Wages for males have been stagnating since the early 1970s. Even the entrance of females (and children) has not been sufficient to keep families' heads above rising economic waters. Warren describes families' plight:

Today's families have spent all their income, have spent all their savings, and have gone into debt to pay for college, to cover serious medical problems, and just to stay afloat a little while longer.

Without savings, families turned to their credit cards and their home equity to keep themselves afloat. This desperation provided a huge opportunity for financial institutions to put them in deeper financial trouble, as Warren explains:

Consumer banking—selling debt to middle class families— has been a gold mine. Boring banking has given way to creative banking, and the industry has generated tens of billions of dollars annually in fees made possible by deceptive and dangerous terms buried in the fine print of opaque, incomprehensible, and largely unregulated contracts.

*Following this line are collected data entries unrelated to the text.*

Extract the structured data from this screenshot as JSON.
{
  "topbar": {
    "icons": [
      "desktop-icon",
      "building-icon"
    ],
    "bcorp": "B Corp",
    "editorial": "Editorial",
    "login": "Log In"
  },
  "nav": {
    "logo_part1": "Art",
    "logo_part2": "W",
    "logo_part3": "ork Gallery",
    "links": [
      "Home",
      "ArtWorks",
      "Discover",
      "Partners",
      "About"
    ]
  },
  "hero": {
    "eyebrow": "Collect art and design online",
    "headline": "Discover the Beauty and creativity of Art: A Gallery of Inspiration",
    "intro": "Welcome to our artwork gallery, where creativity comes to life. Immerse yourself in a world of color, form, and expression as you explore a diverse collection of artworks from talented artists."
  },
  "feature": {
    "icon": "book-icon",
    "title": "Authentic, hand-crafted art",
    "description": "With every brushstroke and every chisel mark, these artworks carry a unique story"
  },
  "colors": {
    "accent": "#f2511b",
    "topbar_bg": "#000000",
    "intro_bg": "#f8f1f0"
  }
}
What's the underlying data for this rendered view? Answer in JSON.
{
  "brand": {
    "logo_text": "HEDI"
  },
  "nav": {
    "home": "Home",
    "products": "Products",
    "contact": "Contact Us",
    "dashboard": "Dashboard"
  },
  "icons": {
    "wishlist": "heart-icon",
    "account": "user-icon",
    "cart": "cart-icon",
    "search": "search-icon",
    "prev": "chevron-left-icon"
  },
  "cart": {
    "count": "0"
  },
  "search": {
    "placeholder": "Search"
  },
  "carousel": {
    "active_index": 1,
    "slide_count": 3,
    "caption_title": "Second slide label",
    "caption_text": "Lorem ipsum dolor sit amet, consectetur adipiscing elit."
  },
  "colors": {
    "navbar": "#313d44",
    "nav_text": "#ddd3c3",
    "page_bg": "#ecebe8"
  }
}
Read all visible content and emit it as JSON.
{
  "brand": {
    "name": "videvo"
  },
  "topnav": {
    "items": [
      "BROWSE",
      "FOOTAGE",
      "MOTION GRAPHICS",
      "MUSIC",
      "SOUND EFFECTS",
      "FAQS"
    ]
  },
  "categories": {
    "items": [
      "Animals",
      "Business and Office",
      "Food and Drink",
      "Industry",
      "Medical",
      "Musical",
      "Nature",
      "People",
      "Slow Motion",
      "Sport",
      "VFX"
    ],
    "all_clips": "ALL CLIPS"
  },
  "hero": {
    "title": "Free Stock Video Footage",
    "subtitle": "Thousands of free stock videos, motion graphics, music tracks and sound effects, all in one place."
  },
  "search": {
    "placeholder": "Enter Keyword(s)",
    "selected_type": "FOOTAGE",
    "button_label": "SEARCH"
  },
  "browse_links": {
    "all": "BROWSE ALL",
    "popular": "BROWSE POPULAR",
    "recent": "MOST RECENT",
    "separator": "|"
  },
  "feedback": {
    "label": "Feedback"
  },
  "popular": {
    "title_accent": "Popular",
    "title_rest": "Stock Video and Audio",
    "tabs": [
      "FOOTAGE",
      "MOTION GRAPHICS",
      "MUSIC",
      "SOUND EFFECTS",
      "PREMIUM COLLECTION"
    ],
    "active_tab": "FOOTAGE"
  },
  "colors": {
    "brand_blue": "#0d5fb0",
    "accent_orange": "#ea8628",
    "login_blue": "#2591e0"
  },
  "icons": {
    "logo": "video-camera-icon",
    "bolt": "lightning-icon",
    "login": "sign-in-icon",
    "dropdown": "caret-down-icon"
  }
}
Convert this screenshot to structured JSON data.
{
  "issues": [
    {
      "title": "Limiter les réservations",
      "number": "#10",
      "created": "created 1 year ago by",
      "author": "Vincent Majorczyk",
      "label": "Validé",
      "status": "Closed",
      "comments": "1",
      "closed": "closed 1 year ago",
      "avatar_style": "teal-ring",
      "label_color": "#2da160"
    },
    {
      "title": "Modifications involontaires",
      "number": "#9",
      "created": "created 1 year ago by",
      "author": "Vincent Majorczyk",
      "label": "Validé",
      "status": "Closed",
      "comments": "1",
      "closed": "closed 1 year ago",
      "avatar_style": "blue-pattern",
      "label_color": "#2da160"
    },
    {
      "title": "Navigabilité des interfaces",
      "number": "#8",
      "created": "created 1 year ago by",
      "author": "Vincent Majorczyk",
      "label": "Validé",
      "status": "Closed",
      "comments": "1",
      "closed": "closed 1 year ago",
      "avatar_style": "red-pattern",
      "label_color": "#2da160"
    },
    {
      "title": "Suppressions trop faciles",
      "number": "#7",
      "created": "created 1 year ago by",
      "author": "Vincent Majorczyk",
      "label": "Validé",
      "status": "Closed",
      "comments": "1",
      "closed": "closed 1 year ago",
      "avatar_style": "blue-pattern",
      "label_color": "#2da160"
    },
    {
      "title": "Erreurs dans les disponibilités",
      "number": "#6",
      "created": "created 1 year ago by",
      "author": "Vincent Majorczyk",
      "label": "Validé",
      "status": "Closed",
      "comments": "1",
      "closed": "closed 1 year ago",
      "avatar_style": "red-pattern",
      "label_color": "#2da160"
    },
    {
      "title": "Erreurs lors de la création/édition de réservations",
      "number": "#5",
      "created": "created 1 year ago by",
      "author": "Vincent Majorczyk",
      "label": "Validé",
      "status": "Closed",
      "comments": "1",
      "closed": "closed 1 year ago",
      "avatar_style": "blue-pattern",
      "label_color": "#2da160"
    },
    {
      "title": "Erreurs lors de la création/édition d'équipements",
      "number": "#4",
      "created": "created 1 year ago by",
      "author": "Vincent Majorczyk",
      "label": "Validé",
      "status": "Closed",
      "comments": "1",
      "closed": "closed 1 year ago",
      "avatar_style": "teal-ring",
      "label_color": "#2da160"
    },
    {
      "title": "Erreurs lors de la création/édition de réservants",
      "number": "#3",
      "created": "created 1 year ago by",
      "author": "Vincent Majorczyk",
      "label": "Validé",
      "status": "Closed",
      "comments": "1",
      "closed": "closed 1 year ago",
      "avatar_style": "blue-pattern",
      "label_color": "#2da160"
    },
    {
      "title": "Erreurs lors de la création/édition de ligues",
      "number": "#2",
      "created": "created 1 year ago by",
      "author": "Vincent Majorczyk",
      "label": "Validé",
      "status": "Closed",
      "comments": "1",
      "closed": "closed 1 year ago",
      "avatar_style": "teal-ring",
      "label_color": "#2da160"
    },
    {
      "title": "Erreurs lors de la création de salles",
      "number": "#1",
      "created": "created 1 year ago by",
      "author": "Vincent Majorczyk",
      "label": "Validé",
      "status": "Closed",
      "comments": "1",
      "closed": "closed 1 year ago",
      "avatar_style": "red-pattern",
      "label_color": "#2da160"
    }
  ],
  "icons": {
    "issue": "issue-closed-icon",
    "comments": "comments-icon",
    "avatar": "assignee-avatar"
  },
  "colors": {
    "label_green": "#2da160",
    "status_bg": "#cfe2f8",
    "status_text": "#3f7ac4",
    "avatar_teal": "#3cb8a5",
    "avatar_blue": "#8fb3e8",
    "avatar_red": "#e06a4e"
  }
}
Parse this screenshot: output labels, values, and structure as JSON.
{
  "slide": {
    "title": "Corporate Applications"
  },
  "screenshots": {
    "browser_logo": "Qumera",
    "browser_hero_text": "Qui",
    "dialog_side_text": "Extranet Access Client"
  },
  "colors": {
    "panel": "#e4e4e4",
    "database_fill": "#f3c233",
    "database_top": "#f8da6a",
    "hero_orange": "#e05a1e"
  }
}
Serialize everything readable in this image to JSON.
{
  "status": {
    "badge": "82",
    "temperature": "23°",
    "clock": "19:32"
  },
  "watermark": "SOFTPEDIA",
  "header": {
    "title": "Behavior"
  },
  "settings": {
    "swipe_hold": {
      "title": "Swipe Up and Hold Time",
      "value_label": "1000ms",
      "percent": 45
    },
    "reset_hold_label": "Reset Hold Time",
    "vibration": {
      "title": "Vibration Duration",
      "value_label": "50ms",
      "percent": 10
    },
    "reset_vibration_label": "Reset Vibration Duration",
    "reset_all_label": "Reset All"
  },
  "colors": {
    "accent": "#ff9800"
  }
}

To curb these practices, the Obama Administration has been promoting the Consumer Financial Protection Agency (CFPA) to put a halt to all the tricks and gimmickry to which financial institutions have subjected American families.

But the banks and the ever-proliferating brands of financial institutions are intent on strangling the CFPA in its cradle. They are pulling out all the stops to shield themselves from any regulation with campaign contributions and non-stop lobbying, just as the insurers and Big Pharma have done to distort healthcare reform.

Meanwhile, unlike the big banks, working Americans can't rely on government institutions to quickly bail them out, as occurred with the financial institutions a year ago. This situation has forced working people to recognize the brutal fact that "no American family is 'too big to fail.'" as Warren puts it.

The looming question, then, is: At what point will American families—through their unions and grassroots organizations—finally decide that the time has come for them to rise up and claim their share of the bailout?